Robert Sturch, Bloomsbury Home Care’s operations director and registered manager for Lincolnshire, said all staff are thoroughly vetted – including enhanced Disclosure and Barring Service (DBS) checks – and go through a four-day induction. There is ongoing training and the opportunity to study for NVQs.

He said the automated phone system to check in and out of calls provided many benefits – including alerting team leaders if appointments have not been made, checking staff are safe, and collecting data for the county council to show how punctual the service is and how long carers stay with their clients.

Mr Sturch added: “Should staff need to stay longer than the planned time for any reason we are entitled to pay that and bill the council. We have done this on numerous occasions over the past year.
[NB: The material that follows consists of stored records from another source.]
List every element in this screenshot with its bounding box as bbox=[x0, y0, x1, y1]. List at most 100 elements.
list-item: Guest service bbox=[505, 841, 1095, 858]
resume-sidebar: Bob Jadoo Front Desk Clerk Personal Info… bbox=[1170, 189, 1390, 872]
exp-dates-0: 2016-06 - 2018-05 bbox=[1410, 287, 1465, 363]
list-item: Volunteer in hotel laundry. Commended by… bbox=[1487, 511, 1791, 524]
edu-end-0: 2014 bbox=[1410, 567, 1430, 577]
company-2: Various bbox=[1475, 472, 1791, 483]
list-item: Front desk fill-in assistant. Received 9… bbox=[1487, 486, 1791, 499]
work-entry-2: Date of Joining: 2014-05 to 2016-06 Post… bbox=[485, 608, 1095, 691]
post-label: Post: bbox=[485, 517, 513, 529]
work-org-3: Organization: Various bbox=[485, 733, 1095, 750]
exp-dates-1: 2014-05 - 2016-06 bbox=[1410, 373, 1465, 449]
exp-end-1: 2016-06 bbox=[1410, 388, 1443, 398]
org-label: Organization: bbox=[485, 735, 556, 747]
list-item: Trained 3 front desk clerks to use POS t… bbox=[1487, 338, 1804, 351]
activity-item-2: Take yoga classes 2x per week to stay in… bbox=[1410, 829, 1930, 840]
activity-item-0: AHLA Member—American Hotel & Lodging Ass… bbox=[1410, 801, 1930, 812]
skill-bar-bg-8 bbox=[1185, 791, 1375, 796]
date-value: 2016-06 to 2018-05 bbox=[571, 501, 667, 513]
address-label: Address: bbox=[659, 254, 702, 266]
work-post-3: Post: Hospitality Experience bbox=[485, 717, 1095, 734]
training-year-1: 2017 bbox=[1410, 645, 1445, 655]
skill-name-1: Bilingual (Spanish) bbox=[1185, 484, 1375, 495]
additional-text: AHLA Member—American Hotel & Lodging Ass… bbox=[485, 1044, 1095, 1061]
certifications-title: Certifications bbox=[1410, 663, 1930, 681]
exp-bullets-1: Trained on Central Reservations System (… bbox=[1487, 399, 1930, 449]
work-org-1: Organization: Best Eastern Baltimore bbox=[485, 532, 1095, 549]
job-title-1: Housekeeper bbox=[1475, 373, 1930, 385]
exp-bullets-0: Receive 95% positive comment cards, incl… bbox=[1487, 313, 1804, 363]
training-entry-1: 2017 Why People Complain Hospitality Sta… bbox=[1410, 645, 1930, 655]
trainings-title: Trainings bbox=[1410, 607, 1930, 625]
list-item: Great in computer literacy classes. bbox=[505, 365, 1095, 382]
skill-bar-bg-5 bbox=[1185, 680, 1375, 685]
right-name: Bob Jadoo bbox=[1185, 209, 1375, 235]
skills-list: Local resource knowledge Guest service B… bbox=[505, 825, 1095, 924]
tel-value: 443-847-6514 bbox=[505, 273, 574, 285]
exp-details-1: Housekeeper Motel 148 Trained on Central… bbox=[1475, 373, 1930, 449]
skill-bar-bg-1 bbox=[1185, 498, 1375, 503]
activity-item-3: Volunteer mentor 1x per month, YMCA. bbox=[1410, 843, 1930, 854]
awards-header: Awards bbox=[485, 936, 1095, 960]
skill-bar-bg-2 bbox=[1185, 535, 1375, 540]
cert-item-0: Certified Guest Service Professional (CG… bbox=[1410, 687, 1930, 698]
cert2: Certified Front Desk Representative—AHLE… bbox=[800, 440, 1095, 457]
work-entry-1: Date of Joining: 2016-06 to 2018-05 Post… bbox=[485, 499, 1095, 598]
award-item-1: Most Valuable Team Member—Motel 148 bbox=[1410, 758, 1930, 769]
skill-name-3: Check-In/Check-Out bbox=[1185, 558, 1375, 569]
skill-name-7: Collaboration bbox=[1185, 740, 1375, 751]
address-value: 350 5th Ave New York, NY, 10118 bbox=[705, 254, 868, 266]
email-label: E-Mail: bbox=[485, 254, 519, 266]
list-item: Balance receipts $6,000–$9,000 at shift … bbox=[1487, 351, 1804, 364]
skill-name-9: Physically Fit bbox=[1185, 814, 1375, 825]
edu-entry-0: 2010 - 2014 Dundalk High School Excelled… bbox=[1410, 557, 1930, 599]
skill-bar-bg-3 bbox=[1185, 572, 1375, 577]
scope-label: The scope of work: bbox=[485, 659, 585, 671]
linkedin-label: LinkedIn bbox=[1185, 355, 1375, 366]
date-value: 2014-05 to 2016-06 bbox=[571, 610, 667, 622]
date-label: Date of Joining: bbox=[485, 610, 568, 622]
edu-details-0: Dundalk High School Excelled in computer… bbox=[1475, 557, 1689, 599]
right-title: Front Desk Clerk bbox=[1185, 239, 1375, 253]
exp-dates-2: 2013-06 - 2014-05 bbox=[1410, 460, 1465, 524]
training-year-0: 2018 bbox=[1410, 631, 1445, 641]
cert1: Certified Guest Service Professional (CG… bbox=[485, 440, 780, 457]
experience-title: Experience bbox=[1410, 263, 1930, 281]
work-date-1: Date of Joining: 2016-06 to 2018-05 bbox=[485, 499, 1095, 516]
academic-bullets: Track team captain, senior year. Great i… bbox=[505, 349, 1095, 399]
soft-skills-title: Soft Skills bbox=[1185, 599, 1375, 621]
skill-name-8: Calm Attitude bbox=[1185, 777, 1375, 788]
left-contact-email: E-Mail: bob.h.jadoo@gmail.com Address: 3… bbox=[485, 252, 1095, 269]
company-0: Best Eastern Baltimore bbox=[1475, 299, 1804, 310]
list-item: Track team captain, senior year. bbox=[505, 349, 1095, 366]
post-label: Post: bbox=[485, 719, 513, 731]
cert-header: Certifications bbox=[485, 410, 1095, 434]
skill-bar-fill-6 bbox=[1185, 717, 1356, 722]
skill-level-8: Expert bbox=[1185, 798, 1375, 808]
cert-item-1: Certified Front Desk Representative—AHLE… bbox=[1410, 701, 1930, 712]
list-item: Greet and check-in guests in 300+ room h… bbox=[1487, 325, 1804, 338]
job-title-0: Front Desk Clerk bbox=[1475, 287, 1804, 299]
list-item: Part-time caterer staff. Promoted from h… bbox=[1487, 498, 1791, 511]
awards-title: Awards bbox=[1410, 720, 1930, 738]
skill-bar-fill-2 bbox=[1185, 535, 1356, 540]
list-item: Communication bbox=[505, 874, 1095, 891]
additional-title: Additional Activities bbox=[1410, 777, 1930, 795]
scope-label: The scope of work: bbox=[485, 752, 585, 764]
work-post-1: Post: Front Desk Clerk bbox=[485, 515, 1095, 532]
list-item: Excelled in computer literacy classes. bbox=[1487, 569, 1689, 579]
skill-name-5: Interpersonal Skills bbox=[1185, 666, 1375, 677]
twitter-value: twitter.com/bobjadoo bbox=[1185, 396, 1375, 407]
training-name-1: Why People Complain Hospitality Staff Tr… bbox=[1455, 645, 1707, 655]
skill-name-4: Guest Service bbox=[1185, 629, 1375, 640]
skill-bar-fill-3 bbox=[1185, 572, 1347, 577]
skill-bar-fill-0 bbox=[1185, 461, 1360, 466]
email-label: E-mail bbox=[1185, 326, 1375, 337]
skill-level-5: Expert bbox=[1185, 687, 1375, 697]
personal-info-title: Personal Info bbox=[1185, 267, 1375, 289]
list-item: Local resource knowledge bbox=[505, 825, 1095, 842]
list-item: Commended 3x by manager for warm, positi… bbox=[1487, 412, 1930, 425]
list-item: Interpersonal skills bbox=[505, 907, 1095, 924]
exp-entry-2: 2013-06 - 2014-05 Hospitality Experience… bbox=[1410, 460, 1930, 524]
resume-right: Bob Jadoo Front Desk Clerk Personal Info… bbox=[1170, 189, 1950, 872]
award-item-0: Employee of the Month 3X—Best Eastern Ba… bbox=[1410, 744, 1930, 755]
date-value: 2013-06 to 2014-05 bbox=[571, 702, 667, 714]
“We try always to permanently allocate our calls so that staff and service users know who is visiting whom. Of course we regularly have to find cover for short-term sickness and other emergencies. Our small team structure is designed to cope with this because the local team leaders can ask other support assistants to cover extra calls, provide the cover themselves, or ask a local team to provide cover. Sometimes this does mean that calls will be happening at later times than the service user normally receives, and we try to communicate this beforehand to the service user.”

Mr Sturch said the amount of time carers spend with clients is monitored and “managers will act if appointments are being rushed”.

According to Mr Sturch, there are currently 102 staff working in the Stamford, Deeping and Bourne areas, and this “is sufficient for the amount of work we have – however we operate a constant recruitment and training programme to make sure we have staff to cover turnover and new work”.

He said the firm provides care to 255 service users.

The firm is contracted by Lincolnshire County Council to provide care. The council’s assistant director for adult care Pete Sidgwick said: “Providers are required to respond and investigate complaints about their services.

“We also investigate and take decisive action where necessary. Though we can’t comment on individual complaints, we are satisfied our home care providers are investigating complaints appropriately to ensure they are meeting the needs of the people they care for and their duties as an employer.”

l Bloomsbury Home Care rents office space at the Butterfield Centre in Bourne but is not connected to the centre which provides day care, meals on wheels and domestic services.